Drink on dear friend all by your lonesome. I won't judge and you aren't alone.
Sommer

Tricia said...

We put so much pressure on ourselves to enjoy every moment. It's a lovely goal but it's also ok to not enjoy them all and to feel frustrated. Parenting is so hard, we all need a break sometimes.

January Dawn said...

Oh Leslie...I fully feel your pain. I try very hard to enjoy the little moments - which is the reason why I blog about them, it's to remind me that I love and cherish my children dearly (most of the time.) But holy eff. Parenting - is HARD. And then when you're with them basically 24/7 and feel like you can't get away - it's suffocating. I get it. We get it. It's okay to feel like that - I do too. And you made me feel SO much better for writing about it. AND that post of Anna's I read a couple weeks ago and it made me feel much better as well. She's a treasure to read. As are you!

Dawn B said...

Thank you. Thank you. Thank you!!!!
I am not a stay at home mom but can sooo appreciate the challenges and the guilt for feeling challenged and I love your honesty.

Emmy said...

Girl you are so not the only one. Lately I have just been wanting to run and hide and have a day off-- and then I just feel guilty and wonder why I am not fun anymore.

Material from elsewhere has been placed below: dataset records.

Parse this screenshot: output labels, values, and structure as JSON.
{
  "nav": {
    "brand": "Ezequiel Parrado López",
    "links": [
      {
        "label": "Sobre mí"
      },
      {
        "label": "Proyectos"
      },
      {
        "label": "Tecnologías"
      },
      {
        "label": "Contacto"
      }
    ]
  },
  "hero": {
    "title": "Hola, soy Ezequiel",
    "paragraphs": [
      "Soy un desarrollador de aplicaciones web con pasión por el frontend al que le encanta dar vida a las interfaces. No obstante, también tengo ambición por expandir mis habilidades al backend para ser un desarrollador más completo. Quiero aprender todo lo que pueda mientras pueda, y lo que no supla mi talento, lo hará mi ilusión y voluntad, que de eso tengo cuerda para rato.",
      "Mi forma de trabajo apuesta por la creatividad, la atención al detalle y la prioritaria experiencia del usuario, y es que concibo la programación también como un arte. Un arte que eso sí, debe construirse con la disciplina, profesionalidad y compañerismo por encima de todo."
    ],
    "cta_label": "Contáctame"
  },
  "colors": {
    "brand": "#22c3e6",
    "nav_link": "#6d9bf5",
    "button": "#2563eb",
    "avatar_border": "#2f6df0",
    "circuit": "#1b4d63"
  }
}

I do pray everyday that I can remember what is important- but it scares me to pray for that too as I don't want something to happen to make me really realize what is important-- so trying to get there on my own.

Crystal said...

I was thinking about you yesterday while I was doing laundry. Yes, laundry invokes visions of a Texas mom, who makes me laugh, and feel like I'm not the only one with a little crazy inside her. I teach part-time. So I get out of the house. And I didn't realize how great that was, until I embarked upon the coveted teachers' summer vacation, and I have the "priviledge" of being home all day, every day, with my 5 year old daughter and 3 year old busy son. Let's just say, vacation isn't turning out to be full of fun and relaxation. As I'm home with my kids, it makes me FEEL for you Leslie. You do it everyday, 365 days, 8 hours+ a day! This is tough shit. And you're still alive, and able to create coherent speech. Therefore, I declare you, a hero.